Example: 7x17 4/114.3 ET50 64
||Width and diameter (in inches).
||Stud pattern (ie. amount of bolt/stud holes the wheel has - most cars have either 4 or 5).
||PCD (Pitch Circle Diameter). To obtain this measurement (see diagram), draw a circle which passes through the centre of each wheel stud/bolt hole. Now draw a line from the centre of a wheel stud/bolt hole to the opposite side of the circle (crossing through the centre of the circle) - The distance of that line is the PCD (in mm).
||Offset (in mm). This is the distance between the centre-line of the wheel and the mounting surface. The offset can be either positive, zero, or negative (see diagram). If the mounting surface is exactly in-line with the centre-line of the wheel then the offset is zero. If the mounting surface is between the centre-line and the 'face' of the wheel then the offset is positive. And of course, if the mounting surface is between the centre-line and the 'rear' of the wheel then the offset is negative.
It's important that your wheels have the correct offset otherwise you may find the tyres will rub against the inside wheel arch, or extrude beyond the outer wheel arch.

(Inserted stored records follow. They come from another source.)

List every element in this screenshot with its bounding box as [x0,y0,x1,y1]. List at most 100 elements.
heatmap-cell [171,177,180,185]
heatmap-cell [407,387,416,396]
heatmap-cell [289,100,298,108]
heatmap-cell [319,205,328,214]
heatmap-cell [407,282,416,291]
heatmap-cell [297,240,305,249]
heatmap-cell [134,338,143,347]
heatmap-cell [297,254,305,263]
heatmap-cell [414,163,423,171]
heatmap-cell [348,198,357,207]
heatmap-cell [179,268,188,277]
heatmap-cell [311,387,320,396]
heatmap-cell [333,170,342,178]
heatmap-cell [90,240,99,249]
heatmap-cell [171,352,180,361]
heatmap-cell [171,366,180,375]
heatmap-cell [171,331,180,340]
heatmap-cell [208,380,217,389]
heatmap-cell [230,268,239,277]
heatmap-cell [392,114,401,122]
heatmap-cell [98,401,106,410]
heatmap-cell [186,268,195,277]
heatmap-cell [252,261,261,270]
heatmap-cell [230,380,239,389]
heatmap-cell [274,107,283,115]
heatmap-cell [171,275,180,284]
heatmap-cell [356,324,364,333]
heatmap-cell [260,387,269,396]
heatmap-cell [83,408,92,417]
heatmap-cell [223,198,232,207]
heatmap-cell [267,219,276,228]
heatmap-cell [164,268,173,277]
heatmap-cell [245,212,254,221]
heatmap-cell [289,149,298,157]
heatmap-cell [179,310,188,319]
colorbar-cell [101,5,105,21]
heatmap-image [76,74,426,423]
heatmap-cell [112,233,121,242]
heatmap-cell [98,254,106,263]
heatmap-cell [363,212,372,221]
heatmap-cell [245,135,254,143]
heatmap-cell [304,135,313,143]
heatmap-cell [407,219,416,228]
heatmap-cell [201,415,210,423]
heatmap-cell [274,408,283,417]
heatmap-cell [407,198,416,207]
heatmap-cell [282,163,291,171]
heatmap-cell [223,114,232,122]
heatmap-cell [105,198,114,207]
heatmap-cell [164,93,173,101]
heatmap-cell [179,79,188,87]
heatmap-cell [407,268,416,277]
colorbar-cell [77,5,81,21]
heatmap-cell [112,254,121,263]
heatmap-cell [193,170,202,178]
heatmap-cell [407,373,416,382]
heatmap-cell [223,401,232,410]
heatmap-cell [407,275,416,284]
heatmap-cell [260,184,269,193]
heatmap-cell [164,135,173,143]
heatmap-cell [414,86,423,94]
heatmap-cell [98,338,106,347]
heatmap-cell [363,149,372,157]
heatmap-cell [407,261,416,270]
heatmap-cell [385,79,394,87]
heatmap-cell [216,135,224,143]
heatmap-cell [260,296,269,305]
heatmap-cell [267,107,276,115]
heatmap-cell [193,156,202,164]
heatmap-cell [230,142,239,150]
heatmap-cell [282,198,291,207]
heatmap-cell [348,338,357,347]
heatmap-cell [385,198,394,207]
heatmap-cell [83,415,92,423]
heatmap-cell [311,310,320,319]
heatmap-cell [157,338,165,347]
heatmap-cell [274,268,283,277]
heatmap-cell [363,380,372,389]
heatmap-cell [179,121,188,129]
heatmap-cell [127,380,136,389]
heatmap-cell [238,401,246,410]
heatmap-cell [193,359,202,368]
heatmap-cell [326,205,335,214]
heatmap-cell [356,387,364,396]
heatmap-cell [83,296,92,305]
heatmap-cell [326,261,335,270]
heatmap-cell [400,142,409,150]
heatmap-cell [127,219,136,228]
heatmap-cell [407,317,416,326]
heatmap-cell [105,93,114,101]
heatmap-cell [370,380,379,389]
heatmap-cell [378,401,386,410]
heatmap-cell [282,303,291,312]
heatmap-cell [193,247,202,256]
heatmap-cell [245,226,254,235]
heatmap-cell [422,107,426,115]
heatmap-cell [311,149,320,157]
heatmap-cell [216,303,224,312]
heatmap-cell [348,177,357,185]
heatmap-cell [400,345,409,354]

||Centre bore (in mm). This is the diameter of a bore that is drilled or cast into the centre of the wheel. The bore should be the same diameter as your hub (aka 'Hub-centric') because it is mounted onto it - This allows the hub to take the full weight of the car instead of the bolts/studs. If the centre bore size of a wheel is too big then an alloy or plastic ring can be used to effectively reduce the diameter of the bore. If your wheels are not 'hub-centric' then you will experience vibrations through the steering wheel.